On Friday, 11 October 2019, the Centre for European, Russian, and Eurasian Studies (CERES) was pleased to welcome Prof. Col. Winfried Heinemann – a respected military historian and retired officer of the German Armed Forces (Bundeswehr) – back to the University of Toronto to lead a student seminar on the history of the Berlin Wall. Prof. Heinemann, who has visited CERES several times previously, also presented a lecture to mark the 75th anniversary of Operation Valkyrie, the failed 20 July 1944 assassination plot against Hitler.

To begin his presentation, Professor Heinemann showed students a photo of a street in West Berlin featuring a large church at the street’s end. The street, it turns out, once marked the boundary between two of Berlin’s many constituent neighbourhoods and was later used as part of the border between the British and American sectors during the Cold War division of the city. Because those sectors belonged to two of the Western Allies, the church stayed safely in place, straddling the street. But along the border between the eastern and western halves of the city, it was a different story: the Versöhnungskirche (Church of Reconciliation), which happened to stand on the Bernauer Straße along the border between East and West Berlin, was bricked up when the Wall was initiated in 1961. It was eventually demolished in 1985 at the direction of the dictatorship of the German Democratic Republic (GDR).

The Berlin Wall began as a fairly straightforward border-control measure to prevent East German citizens from fleeing the GDR and to pressure Western Allies into relinquishing their access rights to West Berlin. The “Wall,” originally composed of barbed wire and haphazardly stacked concrete blocks, was not intended to serve as a long-term, permanent partition. But after it became clear that the Allies did not intend to cave in, the East German government gradually installed more sophisticated, more elaborate elements to fortify the border.

Professor Heinemann further explained that the Berlin Wall known to most Westerners is not a complete representation of what the Berlin Wall was. In fact, the idea of the “Wall” became popular largely in the West, whereas those in East Germany commonly referred to it as the “border.” Beyond the concrete slabs seen from West Berlin in later years, the citizens of the GDR saw a complex of deterrence made up of reinforced mesh fencing, anti-vehicle trenches, barbed wire, and 116 watchtowers. Despite the Wall’s collapse in 1989, large remnants can still be seen in Berlin.
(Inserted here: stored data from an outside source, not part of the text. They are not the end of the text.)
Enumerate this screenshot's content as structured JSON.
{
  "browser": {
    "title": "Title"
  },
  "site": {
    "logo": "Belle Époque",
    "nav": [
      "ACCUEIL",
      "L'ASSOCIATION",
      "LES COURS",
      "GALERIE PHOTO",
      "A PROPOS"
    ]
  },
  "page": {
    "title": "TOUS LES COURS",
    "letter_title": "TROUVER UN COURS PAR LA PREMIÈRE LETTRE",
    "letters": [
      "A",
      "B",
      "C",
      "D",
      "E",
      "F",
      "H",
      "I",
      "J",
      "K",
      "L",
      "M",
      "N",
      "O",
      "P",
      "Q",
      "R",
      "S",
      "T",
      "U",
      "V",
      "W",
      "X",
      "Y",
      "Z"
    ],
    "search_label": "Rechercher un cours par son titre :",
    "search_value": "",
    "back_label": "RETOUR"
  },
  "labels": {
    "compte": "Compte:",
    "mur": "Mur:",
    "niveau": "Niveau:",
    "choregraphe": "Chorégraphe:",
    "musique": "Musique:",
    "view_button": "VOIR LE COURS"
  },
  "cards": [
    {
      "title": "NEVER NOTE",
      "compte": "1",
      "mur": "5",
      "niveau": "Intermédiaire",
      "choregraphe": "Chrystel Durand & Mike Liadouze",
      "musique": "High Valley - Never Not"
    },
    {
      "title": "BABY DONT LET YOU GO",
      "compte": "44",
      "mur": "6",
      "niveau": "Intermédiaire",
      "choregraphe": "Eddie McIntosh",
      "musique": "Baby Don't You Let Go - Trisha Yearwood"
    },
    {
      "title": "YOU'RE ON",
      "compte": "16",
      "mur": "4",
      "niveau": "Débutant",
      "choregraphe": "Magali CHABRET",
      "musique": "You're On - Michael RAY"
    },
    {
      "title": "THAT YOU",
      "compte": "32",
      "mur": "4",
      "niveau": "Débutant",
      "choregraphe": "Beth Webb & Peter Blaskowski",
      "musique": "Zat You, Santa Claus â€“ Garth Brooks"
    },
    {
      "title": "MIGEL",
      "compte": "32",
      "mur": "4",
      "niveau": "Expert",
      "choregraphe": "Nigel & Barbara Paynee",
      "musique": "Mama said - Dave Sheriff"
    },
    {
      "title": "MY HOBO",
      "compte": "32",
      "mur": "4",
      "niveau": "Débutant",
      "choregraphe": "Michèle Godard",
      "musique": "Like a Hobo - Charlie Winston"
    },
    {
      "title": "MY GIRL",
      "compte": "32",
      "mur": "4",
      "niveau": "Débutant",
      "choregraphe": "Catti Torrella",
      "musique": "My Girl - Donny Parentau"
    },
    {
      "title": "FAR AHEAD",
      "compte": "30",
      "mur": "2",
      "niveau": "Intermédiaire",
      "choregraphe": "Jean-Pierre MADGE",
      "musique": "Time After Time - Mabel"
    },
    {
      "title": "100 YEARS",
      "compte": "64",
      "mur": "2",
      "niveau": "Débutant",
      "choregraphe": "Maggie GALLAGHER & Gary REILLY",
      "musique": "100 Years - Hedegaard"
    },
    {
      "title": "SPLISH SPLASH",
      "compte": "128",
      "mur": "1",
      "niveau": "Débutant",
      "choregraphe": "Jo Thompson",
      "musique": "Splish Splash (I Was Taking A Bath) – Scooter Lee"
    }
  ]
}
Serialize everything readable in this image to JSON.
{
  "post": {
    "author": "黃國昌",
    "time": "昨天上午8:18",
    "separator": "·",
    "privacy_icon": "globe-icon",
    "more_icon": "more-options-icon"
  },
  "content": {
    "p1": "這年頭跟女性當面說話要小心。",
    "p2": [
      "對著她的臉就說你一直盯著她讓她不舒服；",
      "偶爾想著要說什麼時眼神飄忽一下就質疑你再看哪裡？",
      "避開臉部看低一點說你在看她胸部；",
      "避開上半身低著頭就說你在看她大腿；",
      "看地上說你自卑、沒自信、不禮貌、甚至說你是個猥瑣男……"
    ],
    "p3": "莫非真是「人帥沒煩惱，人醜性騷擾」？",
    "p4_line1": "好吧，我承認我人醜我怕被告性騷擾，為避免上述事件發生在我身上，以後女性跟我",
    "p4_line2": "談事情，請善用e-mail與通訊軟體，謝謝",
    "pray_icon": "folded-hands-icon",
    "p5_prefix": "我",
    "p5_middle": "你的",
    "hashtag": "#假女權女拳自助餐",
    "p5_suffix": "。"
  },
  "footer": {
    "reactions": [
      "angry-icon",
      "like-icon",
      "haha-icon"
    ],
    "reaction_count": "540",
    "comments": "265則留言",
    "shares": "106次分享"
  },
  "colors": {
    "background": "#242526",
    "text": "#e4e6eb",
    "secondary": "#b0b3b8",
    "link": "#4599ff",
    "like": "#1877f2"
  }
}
Visitors to the capital can also trace the wall’s former path through much of the city by following inset plaques placed in the ground that mark the border’s former positions.

Following Professor Heinemann’s presentation, he led a lively discussion that examined GDR’s other border measures around West Berlin’s outer perimeter as well as those used on the “inner-German” border between East and West Germany. These lesser known “walls” had a major impact on life in the two German states but are often forgotten in (foreign) popular imagination. While these border measures were less prominent and severe than the wall running through Berlin – they generally resembled fences rather than a heavily guarded border – they were still patrolled carefully and kept East Germans inside the GDR.

In a nod to the seminar’s location, Prof. Heinemann and the students also discussed the links between the divided Germanies, NATO, and the legacy of Lester B. Pearson, especially the important role he played in the development of the modern concept of peacekeeping. During the Cold War, Canada contributed armed forces to many peacekeeping missions around the world, including locations, such as Germany, that served as the front lines dividing communist and anti-communist forces.

CERES students are already planning research projects that will incorporate material from this seminar, including papers on the cultural divides created by the Berlin Wall and the strain it had, and continues to have, on interpersonal relations. Another planned project will investigate potential links between the history of refugees in divided Berlin and the ways in which the city has dealt with the influx of refugees in recent years.